Che fare, dunque? Al momento il decreto Cura Italia si è preoccupato delle scuole paritarie in modo piuttosto timido. Gli istituti hanno ricevuto 3.7 milioni per pulizie e acquisto di prodotti igienizzanti e 2 milioni per coordinare le attività didattiche a distanza. Cifre basse rispetto al potenziale costo di una crisi del sistema paritario. Ipotizzando una drastica diminuzione del 30% degli iscritti a istituti paritari, identicamente distribuiti tra grado di iscrizione, calcoliamo che i nuovi costi annui per lo Stato sarebbero superiori a 1 miliardo e mezzo di euro, tenendo conto degli stessi dati OCSE. 

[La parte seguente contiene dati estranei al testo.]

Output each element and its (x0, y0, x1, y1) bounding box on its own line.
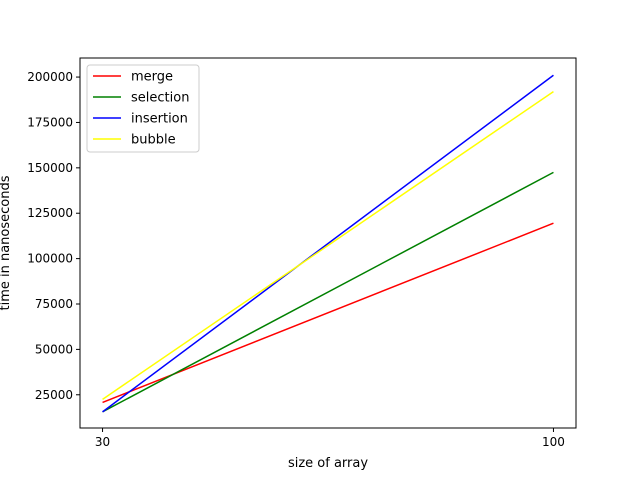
legend-box (86, 64, 200, 153)
legend-items: merge selection insertion bubble (93, 70, 189, 148)
legend-label-selection: selection (131, 91, 189, 106)
y-tick-label: 200000 (27, 70, 73, 84)
y-tick-label: 75000 (35, 297, 73, 311)
legend-label-bubble: bubble (131, 133, 176, 148)
series-line-selection (102, 171, 554, 413)
y-tick-label: 100000 (27, 252, 73, 266)
x-axis-label: size of array (288, 456, 368, 471)
legend-label-merge: merge (131, 70, 173, 85)
y-tick-label: 125000 (27, 206, 73, 220)
y-axis-label: time in nanoseconds (0, 175, 13, 310)
legend: merge selection insertion bubble (86, 64, 200, 153)
plot-frame (79, 57, 577, 429)
series-layer (102, 74, 554, 413)
series-line-bubble (102, 90, 554, 400)
y-tick-label: 25000 (35, 388, 73, 402)
y-tick-label: 150000 (27, 161, 73, 175)
axes-layer (79, 57, 577, 429)
x-tick-label: 100 (542, 435, 565, 449)
series-line-insertion (102, 74, 554, 413)
y-tick-label: 50000 (35, 342, 73, 356)
y-tick-label: 175000 (27, 115, 73, 129)
legend-label-insertion: insertion (131, 112, 188, 127)
tick-layer: 30 100 25000 50000 75000 100000 125000 150000 17… (27, 70, 565, 449)
x-tick-label: 30 (95, 435, 110, 449)
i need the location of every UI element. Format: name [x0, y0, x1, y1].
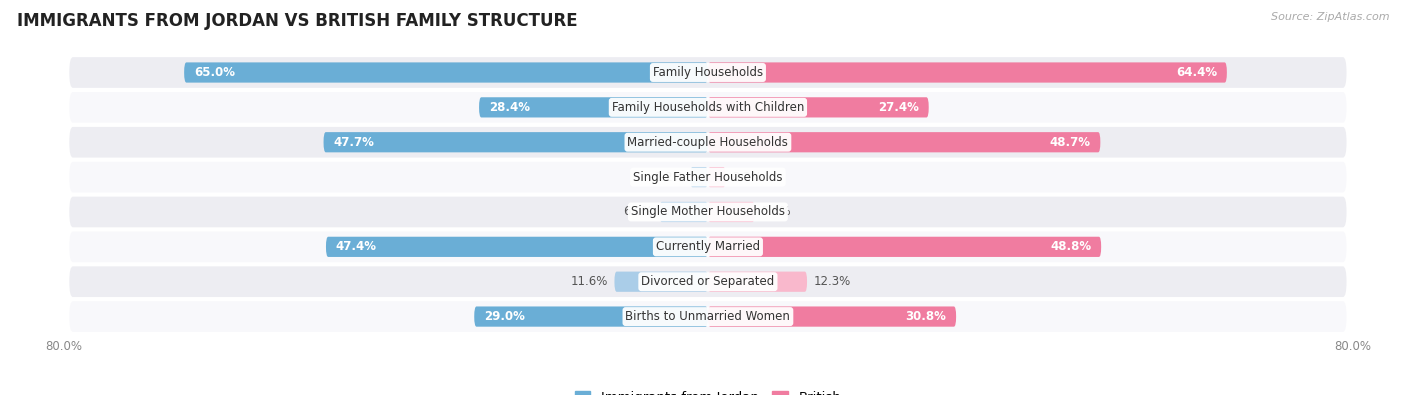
Text: 47.7%: 47.7% — [333, 136, 374, 149]
Text: 2.2%: 2.2% — [733, 171, 762, 184]
FancyBboxPatch shape — [69, 231, 1347, 262]
Text: 5.8%: 5.8% — [761, 205, 790, 218]
Text: 12.3%: 12.3% — [814, 275, 851, 288]
FancyBboxPatch shape — [69, 162, 1347, 192]
FancyBboxPatch shape — [69, 57, 1347, 88]
FancyBboxPatch shape — [69, 127, 1347, 158]
Text: 64.4%: 64.4% — [1175, 66, 1218, 79]
Text: 30.8%: 30.8% — [905, 310, 946, 323]
FancyBboxPatch shape — [707, 307, 956, 327]
Legend: Immigrants from Jordan, British: Immigrants from Jordan, British — [571, 387, 845, 395]
Text: 48.7%: 48.7% — [1050, 136, 1091, 149]
Text: Births to Unmarried Women: Births to Unmarried Women — [626, 310, 790, 323]
FancyBboxPatch shape — [707, 97, 929, 117]
FancyBboxPatch shape — [614, 272, 707, 292]
FancyBboxPatch shape — [707, 272, 807, 292]
Text: 6.0%: 6.0% — [623, 205, 654, 218]
FancyBboxPatch shape — [69, 92, 1347, 123]
FancyBboxPatch shape — [707, 132, 1101, 152]
FancyBboxPatch shape — [707, 237, 1101, 257]
Text: 65.0%: 65.0% — [194, 66, 235, 79]
Text: Single Father Households: Single Father Households — [633, 171, 783, 184]
FancyBboxPatch shape — [326, 237, 707, 257]
Text: Source: ZipAtlas.com: Source: ZipAtlas.com — [1271, 12, 1389, 22]
FancyBboxPatch shape — [707, 167, 725, 187]
FancyBboxPatch shape — [690, 167, 707, 187]
FancyBboxPatch shape — [707, 62, 1227, 83]
Text: Family Households with Children: Family Households with Children — [612, 101, 804, 114]
Text: 2.2%: 2.2% — [654, 171, 683, 184]
Text: 48.8%: 48.8% — [1050, 240, 1091, 253]
FancyBboxPatch shape — [707, 202, 755, 222]
FancyBboxPatch shape — [69, 266, 1347, 297]
FancyBboxPatch shape — [323, 132, 707, 152]
FancyBboxPatch shape — [659, 202, 707, 222]
Text: 11.6%: 11.6% — [571, 275, 607, 288]
Text: 27.4%: 27.4% — [879, 101, 920, 114]
Text: Single Mother Households: Single Mother Households — [631, 205, 785, 218]
FancyBboxPatch shape — [479, 97, 707, 117]
Text: Divorced or Separated: Divorced or Separated — [641, 275, 775, 288]
FancyBboxPatch shape — [69, 301, 1347, 332]
Text: 28.4%: 28.4% — [489, 101, 530, 114]
Text: Family Households: Family Households — [652, 66, 763, 79]
FancyBboxPatch shape — [69, 197, 1347, 227]
Text: IMMIGRANTS FROM JORDAN VS BRITISH FAMILY STRUCTURE: IMMIGRANTS FROM JORDAN VS BRITISH FAMILY… — [17, 12, 578, 30]
Text: 29.0%: 29.0% — [484, 310, 524, 323]
Text: Married-couple Households: Married-couple Households — [627, 136, 789, 149]
Text: 47.4%: 47.4% — [336, 240, 377, 253]
Text: Currently Married: Currently Married — [655, 240, 761, 253]
FancyBboxPatch shape — [184, 62, 707, 83]
FancyBboxPatch shape — [474, 307, 707, 327]
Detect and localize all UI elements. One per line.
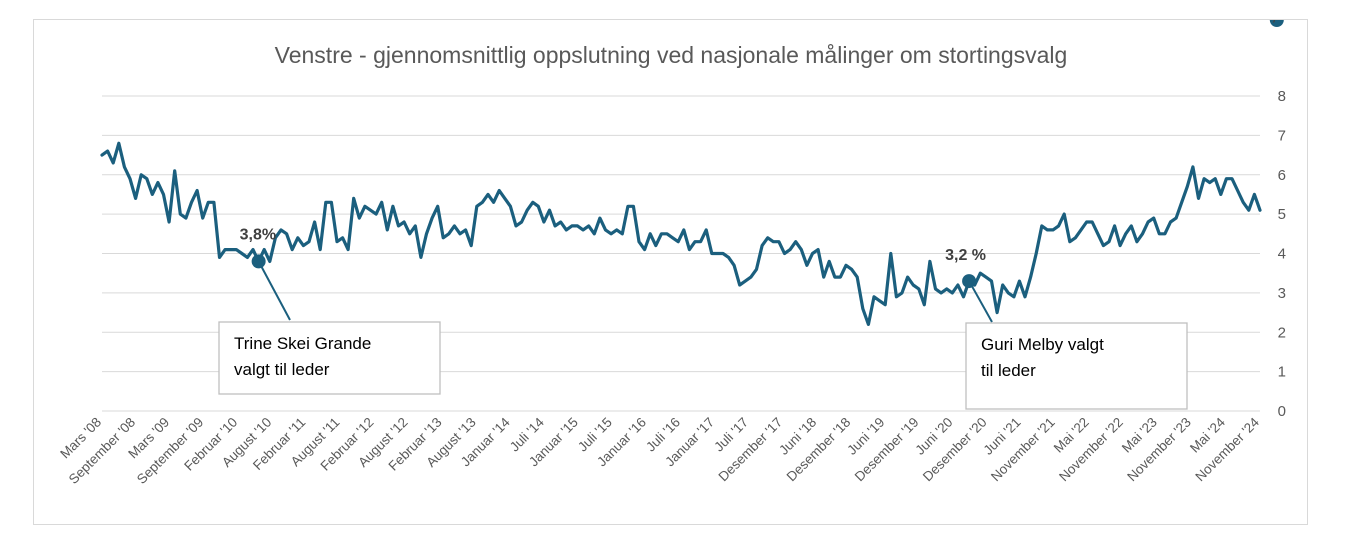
y-tick-label: 3 (1278, 285, 1286, 302)
chart-frame: Venstre - gjennomsnittlig oppslutning ve… (33, 19, 1308, 525)
y-tick-label: 2 (1278, 324, 1286, 341)
callout-line (968, 280, 993, 323)
data-label: 3,8% (240, 226, 276, 243)
y-tick-label: 6 (1278, 167, 1286, 184)
annotation-marker (251, 254, 266, 269)
series-polyline (100, 141, 1262, 326)
y-axis-ticks: 0 1 2 3 4 5 6 7 8 (1278, 88, 1286, 420)
annotation-marker (1269, 20, 1284, 27)
callout-text: Trine Skei Grande valgt til leder (234, 334, 371, 379)
series-line (100, 141, 1262, 326)
y-tick-label: 1 (1278, 364, 1286, 381)
y-tick-label: 8 (1278, 88, 1286, 105)
callout-text: Guri Melby valgt til leder (981, 335, 1104, 380)
data-label: 3,2 % (945, 247, 986, 264)
callout-box (218, 321, 441, 395)
line-chart: Venstre - gjennomsnittlig oppslutning ve… (57, 20, 1299, 487)
y-tick-label: 5 (1278, 206, 1286, 223)
callout-line (257, 260, 291, 321)
y-tick-label: 7 (1278, 127, 1286, 144)
data-label: 5,1% (1263, 20, 1299, 24)
annotations: 3,8% Trine Skei Grande valgt til leder 3,2 … (218, 20, 1299, 410)
y-tick-label: 0 (1278, 403, 1286, 420)
callout-box (965, 322, 1188, 410)
y-tick-label: 4 (1278, 246, 1286, 263)
annotation-marker (962, 274, 977, 289)
chart-title: Venstre - gjennomsnittlig oppslutning ve… (275, 42, 1068, 68)
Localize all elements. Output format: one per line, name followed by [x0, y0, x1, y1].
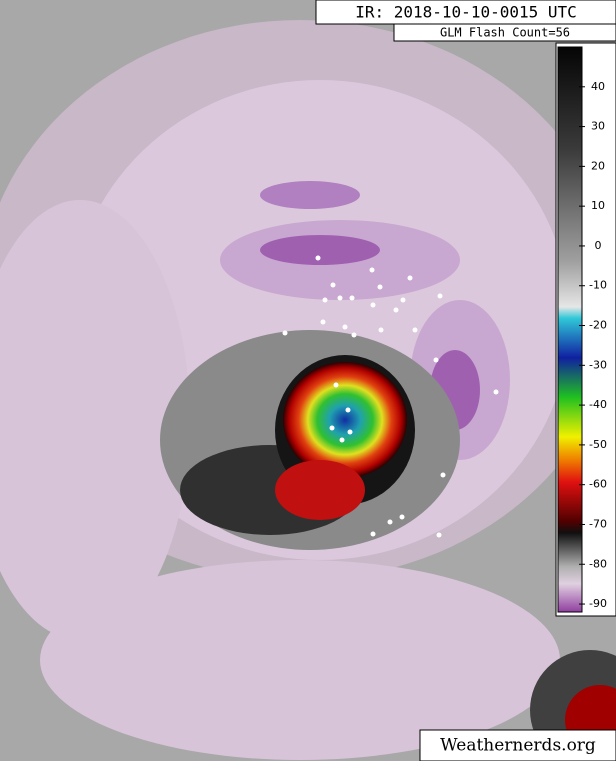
- tick-label: -40: [589, 398, 607, 411]
- tick-label: -50: [589, 438, 607, 451]
- subtitle-box: [393, 23, 616, 42]
- tick-label: 10: [591, 199, 605, 212]
- tick-label: -70: [589, 517, 607, 530]
- tick-label: -90: [589, 597, 607, 610]
- title-box: [315, 0, 616, 25]
- subtitle: GLM Flash Count=56: [440, 26, 570, 40]
- tick-label: -60: [589, 478, 607, 491]
- tick-label: 30: [591, 120, 605, 133]
- tick-label: 40: [591, 80, 605, 93]
- colorbar-ticks: 40 30 20 10 0 -10 -20 -30 -40 -50 -60 -70 -80 -90: [579, 80, 607, 610]
- title: IR: 2018-10-10-0015 UTC: [355, 3, 577, 22]
- credit: Weathernerds.org: [440, 736, 596, 756]
- credit-box: [419, 729, 616, 761]
- tick-label: -20: [589, 319, 607, 332]
- colorbar: [557, 46, 583, 613]
- tick-label: -80: [589, 557, 607, 570]
- tick-label: 20: [591, 159, 605, 172]
- tick-label: -30: [589, 358, 607, 371]
- tick-label: 0: [595, 239, 602, 252]
- lightning-flashes: [282, 255, 499, 538]
- tick-label: -10: [589, 279, 607, 292]
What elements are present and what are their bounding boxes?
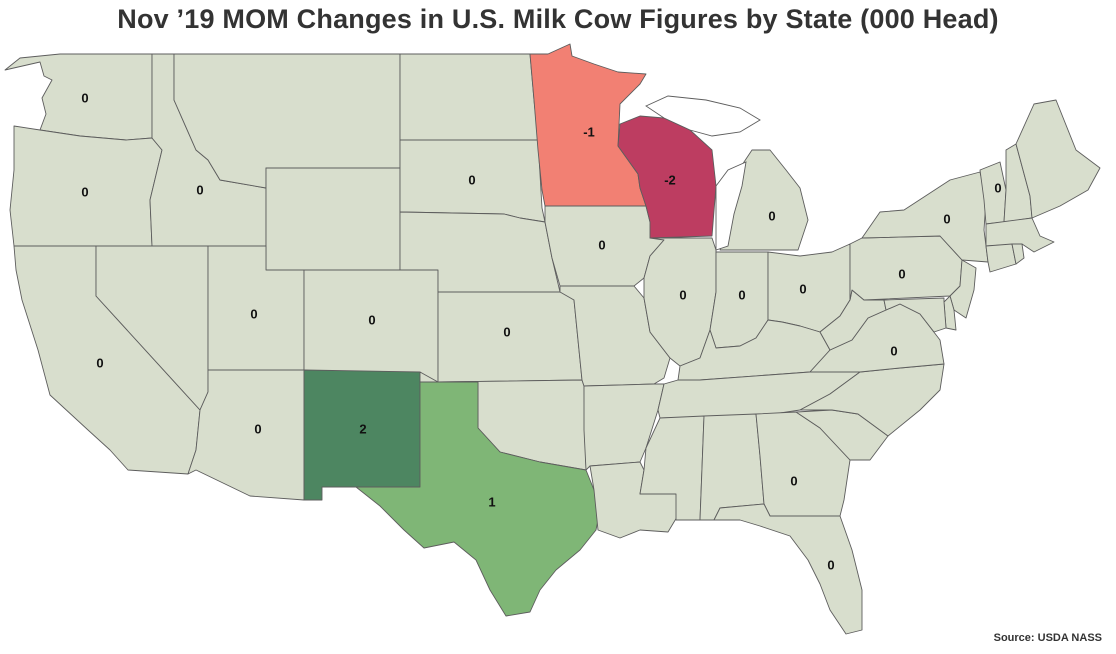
lake-superior <box>645 95 761 137</box>
state-ME[interactable] <box>1015 99 1101 219</box>
state-MO[interactable] <box>559 285 671 387</box>
label-KS: 0 <box>503 324 510 339</box>
label-VT: 0 <box>994 180 1001 195</box>
label-GA: 0 <box>790 473 797 488</box>
label-MI: 0 <box>768 208 775 223</box>
source-note: Source: USDA NASS <box>993 632 1102 644</box>
label-WI: -2 <box>664 172 676 187</box>
state-CT[interactable] <box>985 243 1017 273</box>
label-TX: 1 <box>488 494 495 509</box>
state-NE[interactable] <box>399 211 561 293</box>
state-AL[interactable] <box>699 413 765 521</box>
state-ND[interactable] <box>399 53 539 141</box>
label-NY: 0 <box>943 211 950 226</box>
label-AZ: 0 <box>254 421 261 436</box>
state-TX[interactable] <box>355 381 601 617</box>
state-WI[interactable] <box>617 115 717 239</box>
label-PA: 0 <box>898 266 905 281</box>
lake-michigan <box>715 161 747 251</box>
state-NJ[interactable] <box>949 259 977 319</box>
label-CA: 0 <box>96 355 103 370</box>
map-title: Nov ’19 MOM Changes in U.S. Milk Cow Fig… <box>117 4 999 34</box>
state-MN[interactable] <box>529 43 647 207</box>
label-IA: 0 <box>598 237 605 252</box>
label-WA: 0 <box>81 90 88 105</box>
label-IL: 0 <box>679 287 686 302</box>
label-MN: -1 <box>583 124 595 139</box>
state-PA[interactable] <box>849 235 963 301</box>
label-IN: 0 <box>738 287 745 302</box>
label-VA: 0 <box>890 343 897 358</box>
label-OR: 0 <box>81 184 88 199</box>
label-ID: 0 <box>196 182 203 197</box>
state-WY[interactable] <box>265 167 401 271</box>
state-DE[interactable] <box>943 295 957 331</box>
label-SD: 0 <box>468 172 475 187</box>
label-CO: 0 <box>368 312 375 327</box>
state-RI[interactable] <box>1011 243 1025 265</box>
state-AR[interactable] <box>583 383 665 471</box>
label-OH: 0 <box>799 281 806 296</box>
label-UT: 0 <box>250 306 257 321</box>
state-MD[interactable] <box>883 297 947 333</box>
label-FL: 0 <box>827 557 834 572</box>
state-WA[interactable] <box>4 53 153 141</box>
state-FL[interactable] <box>713 503 863 635</box>
label-NM: 2 <box>359 421 366 436</box>
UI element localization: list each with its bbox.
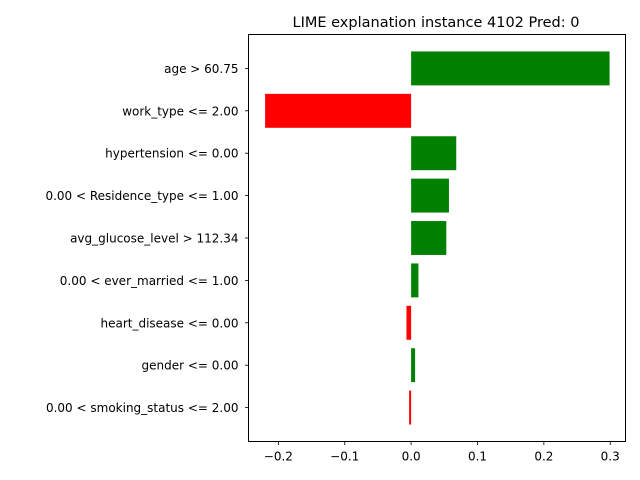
plot-frame <box>248 34 626 442</box>
y-tick-labels: age > 60.75 work_type <= 2.00 hypertension… <box>45 62 249 415</box>
bar-6 <box>406 305 412 340</box>
bar-4 <box>411 221 447 255</box>
bar-8 <box>409 390 412 425</box>
x-tick-label: 0.3 <box>601 450 620 464</box>
y-tick-label: hypertension <= 0.00 <box>105 147 238 161</box>
x-tick-label: 0.2 <box>534 450 553 464</box>
bar-7 <box>411 348 416 383</box>
y-tick-label: heart_disease <= 0.00 <box>100 316 238 330</box>
y-tick-label: 0.00 < Residence_type <= 1.00 <box>45 189 238 203</box>
x-tick-label: −0.1 <box>330 450 359 464</box>
x-tick-label: −0.2 <box>264 450 293 464</box>
bar-3 <box>411 178 449 213</box>
y-tick-label: 0.00 < smoking_status <= 2.00 <box>46 401 239 415</box>
y-tick-label: age > 60.75 <box>164 62 238 76</box>
y-tick-label: avg_glucose_level > 112.34 <box>70 232 238 246</box>
x-tick-label: 0.1 <box>468 450 487 464</box>
y-tick-label: 0.00 < ever_married <= 1.00 <box>60 274 239 288</box>
x-ticks: −0.2 −0.1 0.0 0.1 0.2 0.3 <box>264 441 620 464</box>
bars-group <box>265 51 610 425</box>
x-tick-label: 0.0 <box>402 450 421 464</box>
chart-title: LIME explanation instance 4102 Pred: 0 <box>293 15 580 31</box>
bar-2 <box>411 136 457 171</box>
y-tick-label: work_type <= 2.00 <box>122 104 238 118</box>
y-tick-label: gender <= 0.00 <box>142 359 239 373</box>
bar-5 <box>411 263 419 298</box>
bar-0 <box>411 51 610 86</box>
bar-1 <box>265 93 412 128</box>
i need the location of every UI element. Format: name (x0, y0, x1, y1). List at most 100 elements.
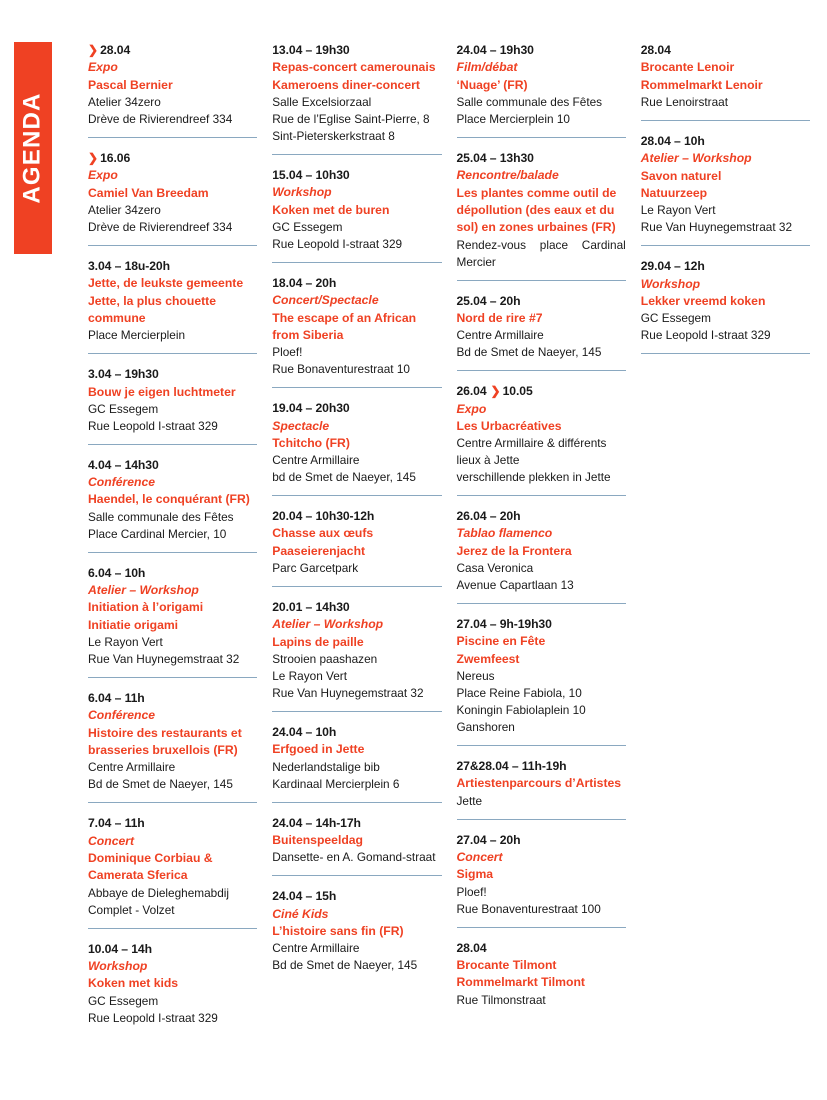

Per fare un passo avanti, lo Stato potrebbe prendere in considerazione l’ipotesi di aumentare temporaneamente e in modo consistente gli sgravi fiscali in vigore per le famiglie che scelgono l’opzione paritaria – magari con una condizionalità sul pagamento delle rette – oppure istituire un fondo ad hoc, come invocato dall’On. Toccafondi (IV), che stima un importo di minimo 100 milioni di euro.

Oltre al contenuto, anche le tempistiche giocano un ruolo chiave. Le famiglie e gli studenti necessitano di risposte chiare ben prima di settembre: le iscrizioni al prossimo anno scolastico avvengono proprio in questi giorni, e questo clima potrebbe spingere molti a rivedere le proprie scelte in merito all’istruzione dei figli.